At that moment, she met two women on their way to the spring, walking steadily between the two bars, the ends of which they held in their hands, and from which, exactly in the middle, the water-jug was suspended by its two ears.
“It is just the time for the spring,” said Livette to herself, and she followed them at a foot-pace.
“Good-day, mademoiselle,” the women said as they passed, for the pretty maiden of the Château d’Avignon was known to everybody.
There was as yet no one at the spring. The two women waited, and Livette with them.
“How do you happen to be riding about so early, mademoiselle? Are you looking for some one?”

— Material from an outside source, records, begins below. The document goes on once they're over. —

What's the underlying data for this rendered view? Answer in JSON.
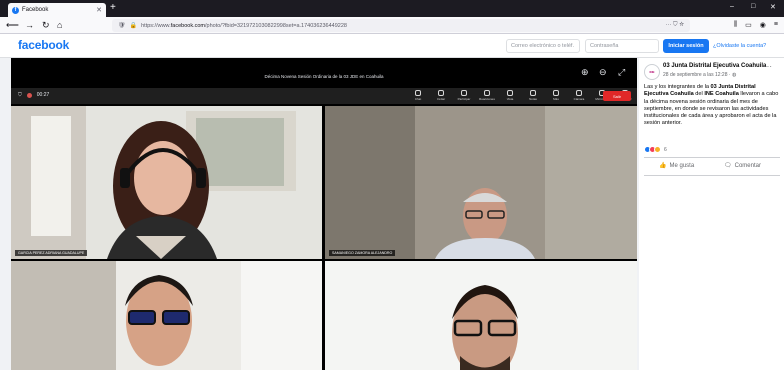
{
  "browser": {
    "tab_title": "Facebook",
    "url_prefix": "https://www.",
    "url_host": "facebook.com",
    "url_path": "/photo/?fbid=3219721030822998set=a.174036236449228",
    "window_controls": [
      "–",
      "□",
      "✕"
    ]
  },
  "header": {
    "logo": "facebook",
    "email_placeholder": "Correo electrónico o teléf.",
    "password_placeholder": "Contraseña",
    "login_label": "Iniciar sesión",
    "forgot_label": "¿Olvidaste la cuenta?"
  },
  "viewer": {
    "meeting_title": "Décima Novena Sesión Ordinaria de la 03 JDE en Coahuila",
    "recording_time": "00:27",
    "controls": [
      "Chat",
      "Invitar",
      "Participar",
      "Reacciones",
      "Vista",
      "Notas",
      "Más",
      "Cámara",
      "Micrófono",
      "Compartir"
    ],
    "leave_label": "Salir",
    "tiles": [
      {
        "label": "GARCIA PEREZ ADRIANA GUADALUPE"
      },
      {
        "label": "SAMANIEGO ZAMORA ALEJANDRO"
      },
      {
        "label": ""
      },
      {
        "label": ""
      }
    ]
  },
  "post": {
    "avatar_text": "INE",
    "page_name": "03 Junta Distrital Ejecutiva Coahuila",
    "date": "28 de septiembre a las 12:28 · ",
    "text_1": "Las y los integrantes de la ",
    "text_bold_1": "03 Junta Distrital Ejecutiva Coahuila",
    "text_2": " del ",
    "text_bold_2": "INE Coahuila",
    "text_3": " llevaron a cabo la décima novena sesión ordinaria del mes de septiembre, en donde se revisaron las actividades institucionales de cada área y aprobaron el acta de la sesión anterior.",
    "reaction_count": "6",
    "like_label": "Me gusta",
    "comment_label": "Comentar"
  },
  "colors": {
    "brand": "#1877f2",
    "leave": "#e02828"
  }
}
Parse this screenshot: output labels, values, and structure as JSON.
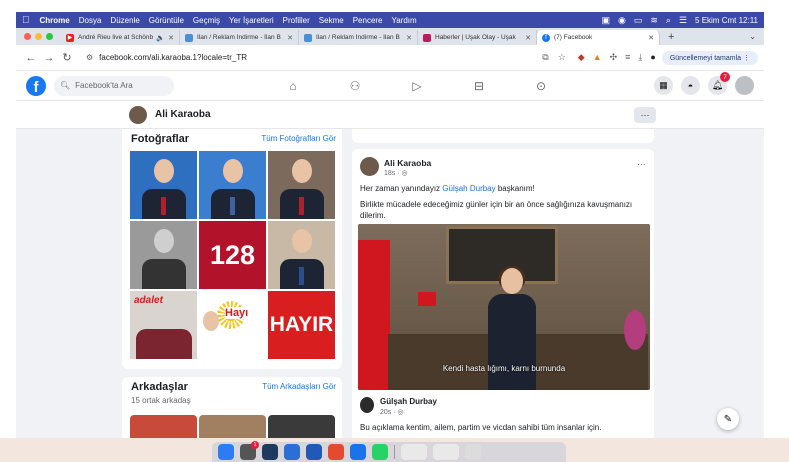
{
  "menubar": {
    "app": "Chrome",
    "items": [
      "Dosya",
      "Düzenle",
      "Görüntüle",
      "Geçmiş",
      "Yer İşaretleri",
      "Profiller",
      "Sekme",
      "Pencere",
      "Yardım"
    ],
    "datetime": "5 Ekim Cmt  12:11"
  },
  "tabs": [
    {
      "label": "André Rieu live at Schönb",
      "color": "#e62117"
    },
    {
      "label": "İlan / Reklam İndirme - İlan B",
      "color": "#4a90d9"
    },
    {
      "label": "İlan / Reklam İndirme - İlan B",
      "color": "#4a90d9"
    },
    {
      "label": "Haberler | Uşak Olay - Uşak",
      "color": "#c2185b"
    },
    {
      "label": "(7) Facebook",
      "color": "#1877f2"
    }
  ],
  "address": {
    "url": "facebook.com/ali.karaoba.1?locale=tr_TR",
    "update_label": "Güncellemeyi tamamla"
  },
  "fb": {
    "logo": "f",
    "search_placeholder": "Facebook'ta Ara",
    "notif_count": "7"
  },
  "profile": {
    "name": "Ali Karaoba"
  },
  "photos_card": {
    "title": "Fotoğraflar",
    "link": "Tüm Fotoğrafları Gör",
    "tile_128": "128",
    "tile_hayir": "HAYIR",
    "tile_adalet": "adalet",
    "tile_hayi": "Hayı"
  },
  "friends_card": {
    "title": "Arkadaşlar",
    "link": "Tüm Arkadaşları Gör",
    "subtitle": "15 ortak arkadaş"
  },
  "post": {
    "author": "Ali Karaoba",
    "meta": "18s · ◎",
    "text_before": "Her zaman yanındayız ",
    "mention": "Gülşah Durbay",
    "text_after": "  başkanım!",
    "text2": "Birlikte mücadele edeceğimiz günler için bir an önce sağlığınıza kavuşmanızı dilerim.",
    "video_subtitle": "Kendi hasta lığımı, karnı burnunda",
    "shared_name": "Gülşah Durbay",
    "shared_meta": "20s · ◎",
    "shared_text": "Bu açıklama kentim, ailem, partim ve vicdan sahibi tüm insanlar için."
  },
  "dock": {
    "badge": "1",
    "colors": [
      "#2d7cf6",
      "#555555",
      "#1e3a5f",
      "#2b6fd6",
      "#2259b8",
      "#e34a2f",
      "#1a73e8",
      "#25d366"
    ]
  }
}
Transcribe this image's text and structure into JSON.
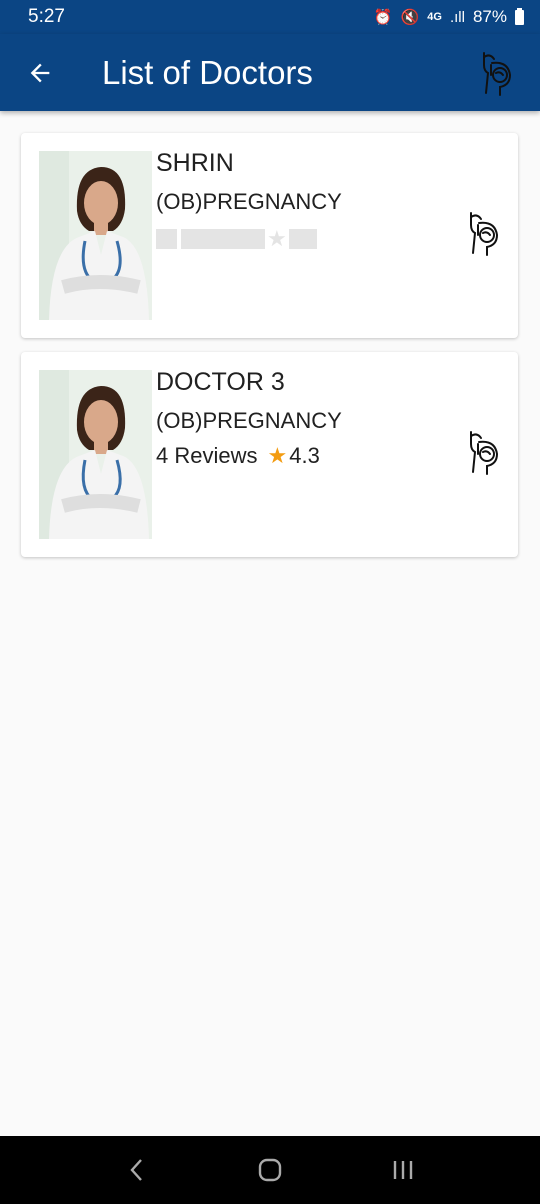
{
  "status_bar": {
    "time": "5:27",
    "network": "4G",
    "battery": "87%"
  },
  "app_bar": {
    "title": "List of Doctors",
    "back_icon": "arrow-left-icon",
    "logo_icon": "pregnancy-icon"
  },
  "doctors": [
    {
      "name": "SHRIN",
      "specialty": "(OB)PREGNANCY",
      "reviews": null,
      "rating": null,
      "loading_rating": true,
      "specialty_icon": "pregnancy-icon"
    },
    {
      "name": "DOCTOR 3",
      "specialty": "(OB)PREGNANCY",
      "reviews": "4 Reviews",
      "rating": "4.3",
      "loading_rating": false,
      "specialty_icon": "pregnancy-icon"
    }
  ],
  "colors": {
    "primary": "#0b4584",
    "star": "#f39c12",
    "skeleton": "#e4e4e4",
    "background": "#fafafa"
  },
  "nav_bar": {
    "icons": [
      "back-nav-icon",
      "home-nav-icon",
      "recents-nav-icon"
    ]
  }
}
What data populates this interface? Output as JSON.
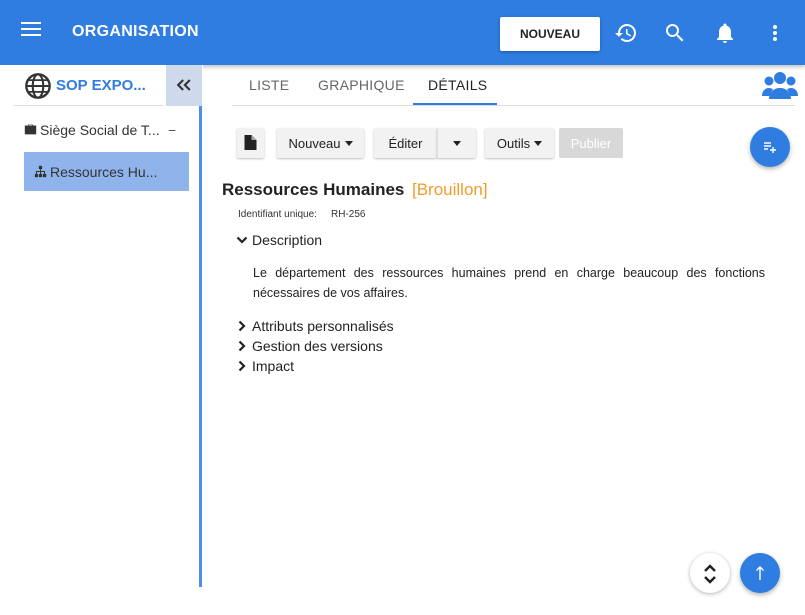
{
  "header": {
    "title": "ORGANISATION",
    "new_button": "NOUVEAU",
    "icons": [
      "menu-icon",
      "history-icon",
      "search-icon",
      "bell-icon",
      "more-vert-icon"
    ]
  },
  "sidebar": {
    "org_name": "SOP EXPO...",
    "tree": [
      {
        "label": "Siège Social de T...",
        "icon": "briefcase-icon",
        "toggle": "−"
      },
      {
        "label": "Ressources Hu...",
        "icon": "sitemap-icon",
        "selected": true
      }
    ]
  },
  "tabs": [
    {
      "label": "LISTE"
    },
    {
      "label": "GRAPHIQUE"
    },
    {
      "label": "DÉTAILS",
      "active": true
    }
  ],
  "toolbar": {
    "nouveau": "Nouveau",
    "editer": "Éditer",
    "outils": "Outils",
    "publier": "Publier"
  },
  "entity": {
    "name": "Ressources Humaines",
    "status": "[Brouillon]",
    "uid_label": "Identifiant unique:",
    "uid_value": "RH-256",
    "sections": {
      "description": "Description",
      "attributes": "Attributs personnalisés",
      "versions": "Gestion des versions",
      "impact": "Impact"
    },
    "description_text": "Le département des ressources humaines prend en charge beaucoup des fonctions nécessaires de vos affaires."
  },
  "colors": {
    "primary": "#2f7de1",
    "status": "#f39c2b",
    "selected_row": "#8fb4ec"
  }
}
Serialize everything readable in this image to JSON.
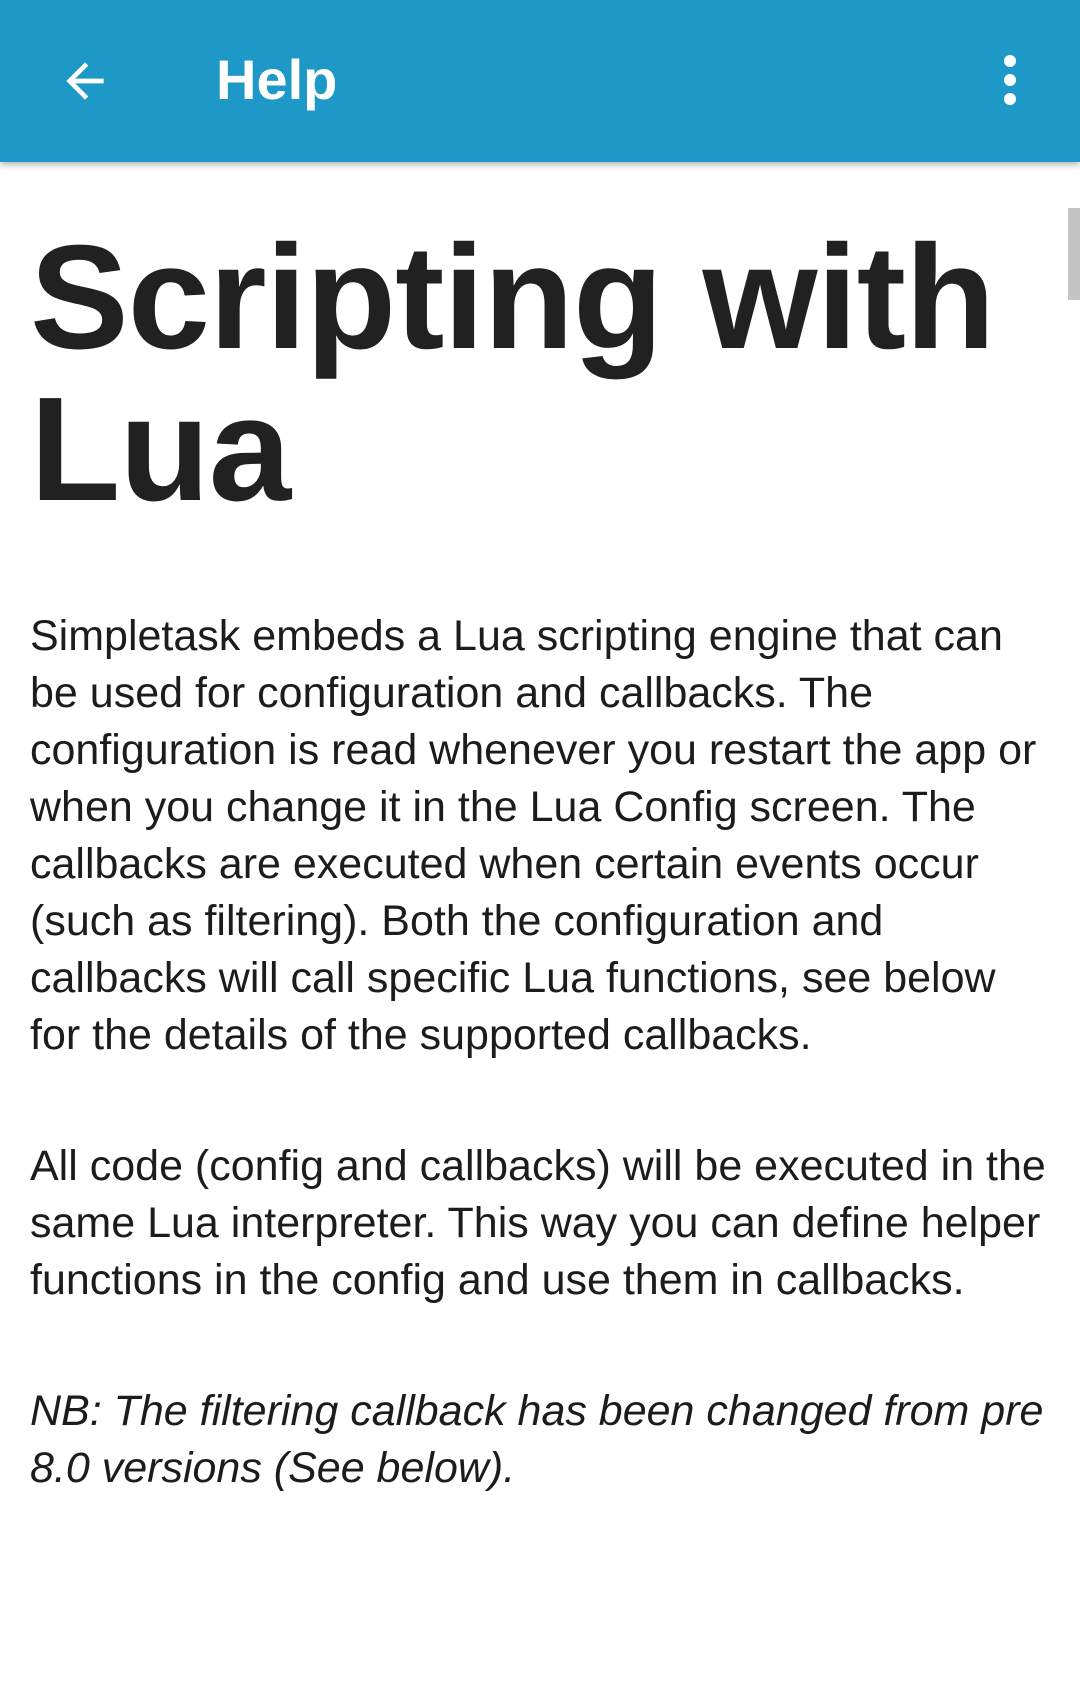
{
  "toolbar": {
    "title": "Help",
    "back_icon": "arrow-left-icon",
    "menu_icon": "more-vertical-icon",
    "background_color": "#1e98c6"
  },
  "content": {
    "heading": "Scripting with Lua",
    "paragraphs": [
      "Simpletask embeds a Lua scripting engine that can be used for configuration and callbacks. The configuration is read whenever you restart the app or when you change it in the Lua Config screen. The callbacks are executed when certain events occur (such as filtering). Both the configuration and callbacks will call specific Lua functions, see below for the details of the supported callbacks.",
      "All code (config and callbacks) will be executed in the same Lua interpreter. This way you can define helper functions in the config and use them in callbacks.",
      "NB: The filtering callback has been changed from pre 8.0 versions (See below)."
    ]
  }
}
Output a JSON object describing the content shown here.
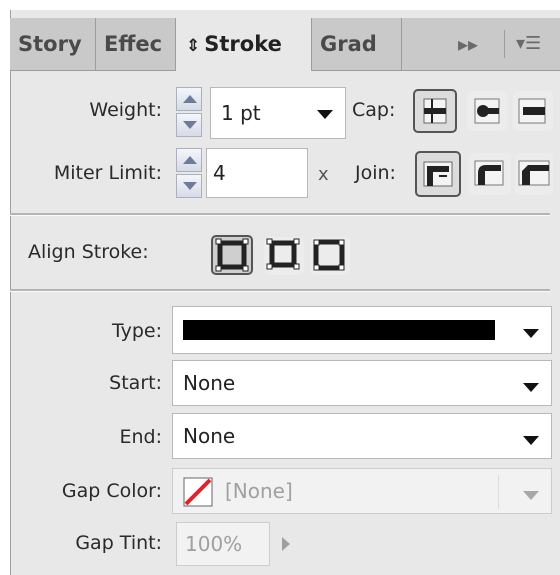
{
  "tabs": [
    {
      "label": "Story"
    },
    {
      "label": "Effec"
    },
    {
      "label": "Stroke",
      "active": true
    },
    {
      "label": "Grad"
    }
  ],
  "tab_controls": {
    "expand_icon": "double-chevron-right-icon",
    "menu_icon": "panel-menu-icon"
  },
  "weight": {
    "label": "Weight:",
    "value": "1 pt"
  },
  "cap": {
    "label": "Cap:",
    "options": [
      "butt-cap-icon",
      "round-cap-icon",
      "projecting-cap-icon"
    ],
    "selected": 0
  },
  "miter": {
    "label": "Miter Limit:",
    "value": "4",
    "unit": "x"
  },
  "join": {
    "label": "Join:",
    "options": [
      "miter-join-icon",
      "round-join-icon",
      "bevel-join-icon"
    ],
    "selected": 0
  },
  "align": {
    "label": "Align Stroke:",
    "options": [
      "align-center-icon",
      "align-inside-icon",
      "align-outside-icon"
    ],
    "selected": 0
  },
  "type": {
    "label": "Type:",
    "value_swatch": "#000000"
  },
  "start": {
    "label": "Start:",
    "value": "None"
  },
  "end": {
    "label": "End:",
    "value": "None"
  },
  "gap_color": {
    "label": "Gap Color:",
    "value": "[None]",
    "swatch": "none-swatch-icon"
  },
  "gap_tint": {
    "label": "Gap Tint:",
    "value": "100%"
  },
  "colors": {
    "panel_bg": "#e8e8e8",
    "tab_bg": "#c9c9c9",
    "none_red": "#e0202a"
  }
}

“I am out for a ride,” said Livette, “and as it’s the time for drawing water, I thought I would stop here a moment. My friends will surely come sooner or later.”
No more was said, and Livette, having nothing else to do, looked closely for the first time at the carved stone escutcheon in the centre of the high arched wall above the spring. It is the town crest, and it is needless to say that it includes a boat, a boat without mast or oars, in which the two Maries—Jacobé and Salomé—are standing.
“I have often wondered,” said Livette, “why they put only the figures of two holy women in the boat. For haven’t our mothers always told us there were three of them? Were there three or not?”
“Certainly there were three, my pretty innocent,” said the older of the two women, “but Sara was the servant, and no honor is due to her.”
“If the third was Saint Sara, then there were not three Marys, eh? But I have always heard it said that the Magdalen was there, and that she went away from here and died at Sainte-Baume.”